The original report, named NextGen, followed an independent review of skills by members of the UK's video games and visual effects sector, including Ian Livingstone, managing director of video games publisher Double Negative, the National Endowment for Science, Technology and the Arts (NESTA), and the sector skills councils Skillset and e-skills UK.
NextGen was presented in February 2011 and outlined several recommendations, such as making computer science a core subject within the curriculum, recruiting high-calibre teachers with bursaries, and using video games and video effects in schools to encourage students to take on computer science as a subject.
The report argued that employers need graduates with specialist computing skills and that the government needs to reform IT teaching in schools as the IT courses currently on offer don't teach students programming skills or how to use software applications, but instead focus on basic skills such as how to use a computer.
The government has issued a direct response to the NextGen report. "The government recognises that the current ICT programme is insufficiently rigorous and in need of reform," it said.
Although the report answered all of NextGen's recommendations, it did not provide any promises regarding the IT curriculum.
Ovum analyst Adrian Drury agreed with the NextGen report and said there is still a long way to go in terms of addressing the problem with education.
The government response says that a university – Abertay University – has been tasked with collecting and reviewing data that could support a kite-marking scheme.
Kite-marking is an accreditation of a product or service, in this case a university course that is independently tested to conform to the British standards.
"The government is encouraging universities to work even more closely with employers to co-design, accredit or kite mark courses. It has been shown that kite marking courses, where schemes have benefited from real backing from industry, can lead to much better employability outcomes for graduates," it said.
The scheme would enable specialist higher education courses to differentiate themselves from less industry-relevant courses.
Drury said that companies have attempted to address the IT skills gap themselves as the government has not dealt with the problem.
For example, HP, in collaboration with De Montfort University, launched a new IT degree in October containing modules on networking and cloud computing.

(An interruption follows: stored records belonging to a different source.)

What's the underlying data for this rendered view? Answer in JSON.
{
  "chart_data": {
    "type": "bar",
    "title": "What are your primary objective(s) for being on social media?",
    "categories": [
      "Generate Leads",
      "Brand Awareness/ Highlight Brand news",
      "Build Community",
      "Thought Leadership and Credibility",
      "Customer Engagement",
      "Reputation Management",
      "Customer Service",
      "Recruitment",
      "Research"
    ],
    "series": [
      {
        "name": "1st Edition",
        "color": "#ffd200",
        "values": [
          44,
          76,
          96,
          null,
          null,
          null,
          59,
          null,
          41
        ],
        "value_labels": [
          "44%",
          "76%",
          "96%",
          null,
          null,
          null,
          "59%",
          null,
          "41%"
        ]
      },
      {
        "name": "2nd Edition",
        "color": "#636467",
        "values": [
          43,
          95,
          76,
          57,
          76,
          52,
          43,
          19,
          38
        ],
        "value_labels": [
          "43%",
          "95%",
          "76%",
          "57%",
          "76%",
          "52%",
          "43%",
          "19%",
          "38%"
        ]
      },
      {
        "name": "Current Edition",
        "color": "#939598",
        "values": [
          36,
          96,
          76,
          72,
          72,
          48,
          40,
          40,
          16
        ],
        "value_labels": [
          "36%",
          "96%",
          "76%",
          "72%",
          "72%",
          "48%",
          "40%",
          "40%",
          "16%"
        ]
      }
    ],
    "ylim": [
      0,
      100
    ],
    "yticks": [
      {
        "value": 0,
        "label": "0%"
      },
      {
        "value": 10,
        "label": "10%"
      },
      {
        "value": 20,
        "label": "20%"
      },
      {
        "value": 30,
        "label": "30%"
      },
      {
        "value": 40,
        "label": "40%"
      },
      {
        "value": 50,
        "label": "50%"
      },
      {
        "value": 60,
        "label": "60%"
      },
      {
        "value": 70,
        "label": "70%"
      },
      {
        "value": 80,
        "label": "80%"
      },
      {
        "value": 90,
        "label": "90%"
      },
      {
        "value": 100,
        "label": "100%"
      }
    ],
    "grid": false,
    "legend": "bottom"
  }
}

In addition, Microsoft, Google and IBM had input into a global cloud computing qualification launched by technology trade association CompTIA, which employees of any business may join.
However, Drury believes that companies providing training courses may not help the IT skills shortage as company training may be too specific for use elsewhere.
"It is a delicate balancing act because the economy needs to develop skills for its workforce that are not company or technology specific. There is a risk that within the concept of a 'corporate university', company-specific skills may be developed," he said.
In September, the government launched an initiative with e-skills which demonstrated that the public and private sectors could work together to address the skills gap.
The initiative, Behind the Screen, is an industry-funded trial of a new computing curriculum that is backed up by new GCSE and A-levels that cover computational principles, systemic thinking, software development and logic. The initiative shows that the government may be prepared to reform but is taking small steps to achieve this.
And, following on from this, the government's response to the NextGen report also highlighted the fact that ICT may no longer be on the curriculum as it is under review by the Department for Education.
Drury says that organisations looking to address the IT skills shortage in house may have to approach the problem differently.
"Some organisations may be able to train their own personnel on external courses and others may not be able to afford this. Therefore, some organisations may need the government's help in addressing the skills gap with new initiatives," he said.
"For example, there are different development paths and educational routes to secure a job in VFX compared with traditional ICT. Organisations within VFX traditionally don't have the same kind of resources as global IT organisations such as Capgemini," he continued.